Todos tenemos necesidades especiales, o sea, específicas de cada uno, derivadas de la singularidad de cada cual. Somos singulares y únicos porque no hay una norma que dicte cómo tendríamos que ser. Si así fuese, esto nos unificaría y borraría las diferencias. O sea, que "lo normal" no existe. Los resultados que podríamos obtener en los test y los baremos a través de los que a veces intentan medirnos, hablarían, en todo caso, solo de nuestra singularidad.

Lo que sí debe preocuparnos es lo que puede enfermarnos o hacernos infelices. Y esto viene asociado, de una forma u otra, al rechazo a uno mismo y al rechazo a otros. Esto puede ocasionar un gran sufrimiento en algunas personas, incluso trastornos y enfermedades psíquicas que pueden llevarles a buscar ayuda. Pero estos trastornos tienen relación, no tanto con las capacidades limitadas (que, por otra parte, siempre lo son) de la persona que enferma o sufre, como con su grado de exigencia consigo mismo y con los demás. O sea, el mayor sufrimiento no proviene, en la mayoría de las ocasiones, de los problemas derivados directamente de las limitaciones, sino del rechazo experimentado hacia estas, como consecuencia de una falsa premisa, de un malentendido, consistente en que ellas, las limitaciones, no deberían existir porque podrían no existir.
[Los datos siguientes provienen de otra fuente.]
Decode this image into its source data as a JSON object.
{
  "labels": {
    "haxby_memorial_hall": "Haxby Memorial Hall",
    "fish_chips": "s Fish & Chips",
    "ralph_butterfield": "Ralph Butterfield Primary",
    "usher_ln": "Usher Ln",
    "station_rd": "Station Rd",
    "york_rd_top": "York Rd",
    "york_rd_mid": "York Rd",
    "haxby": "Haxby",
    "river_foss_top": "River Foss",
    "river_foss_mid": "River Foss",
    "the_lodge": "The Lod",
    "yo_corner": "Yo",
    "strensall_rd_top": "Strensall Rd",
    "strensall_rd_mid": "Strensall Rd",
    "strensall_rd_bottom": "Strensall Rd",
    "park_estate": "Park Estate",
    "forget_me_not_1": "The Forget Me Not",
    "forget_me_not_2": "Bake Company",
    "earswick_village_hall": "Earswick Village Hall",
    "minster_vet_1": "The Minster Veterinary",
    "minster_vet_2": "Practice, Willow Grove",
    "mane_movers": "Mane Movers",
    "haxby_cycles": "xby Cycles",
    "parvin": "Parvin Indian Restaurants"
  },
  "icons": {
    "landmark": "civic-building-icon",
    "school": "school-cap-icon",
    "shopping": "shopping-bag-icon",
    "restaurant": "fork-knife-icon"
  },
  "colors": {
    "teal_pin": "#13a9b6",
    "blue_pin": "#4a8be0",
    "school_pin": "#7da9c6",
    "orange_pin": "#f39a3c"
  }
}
De ello se puede derivar una vivencia generalizada de fracaso, sentimientos de baja autoestima, autorreproches continuos y rechazo a los otros por sus limitaciones o errores. Esto puede ocurrir en personas con todo tipo de capacidades.

Todo ello no puede entenderse sin volver a la idea de que lo normal no existe: Respecto a una supuesta norma que nos igualaría y estandarizaría, todo lo que pienso, hago, siento o decido va a ser erróneo. Esa norma es un imposible frente al que todos fracasamos o un ideal del que un individuo o un grupo puede hacerse el garante y ante la que cualquier otro es rechazado hasta el odio por insuficiente o distinto. Y en este caso, "erróneo o defectuoso" y "distinto" son la misma cosa. Esta es la base de todo fundamentalismo y segregacionismo.

El amor nos es tan necesario porque va de la mano de la tolerancia, lo que no quiere decir de la permisividad. Tolerancia es tener en cuenta las limitaciones y dificultades de cada uno y de las situaciones, es admitir que no se puede todo. La permisividad tiene que ver con la ausencia de ley, o sea, de límites; permitir todo lleva a pretender poderlo todo, lo que la sitúa, paradójicamente, en el polo opuesto de la tolerancia. Y no es casualidad que el amor y la ley van de la mano. La ley es aquello que regula los límites: Esto se puede, esto no... La ley es amiga de la tolerancia, ambas apuntan a que no todo es posible. Por ello, lo mejor que puede ocurrir es que la autoridad y el amor nos lleguen del mismo lado.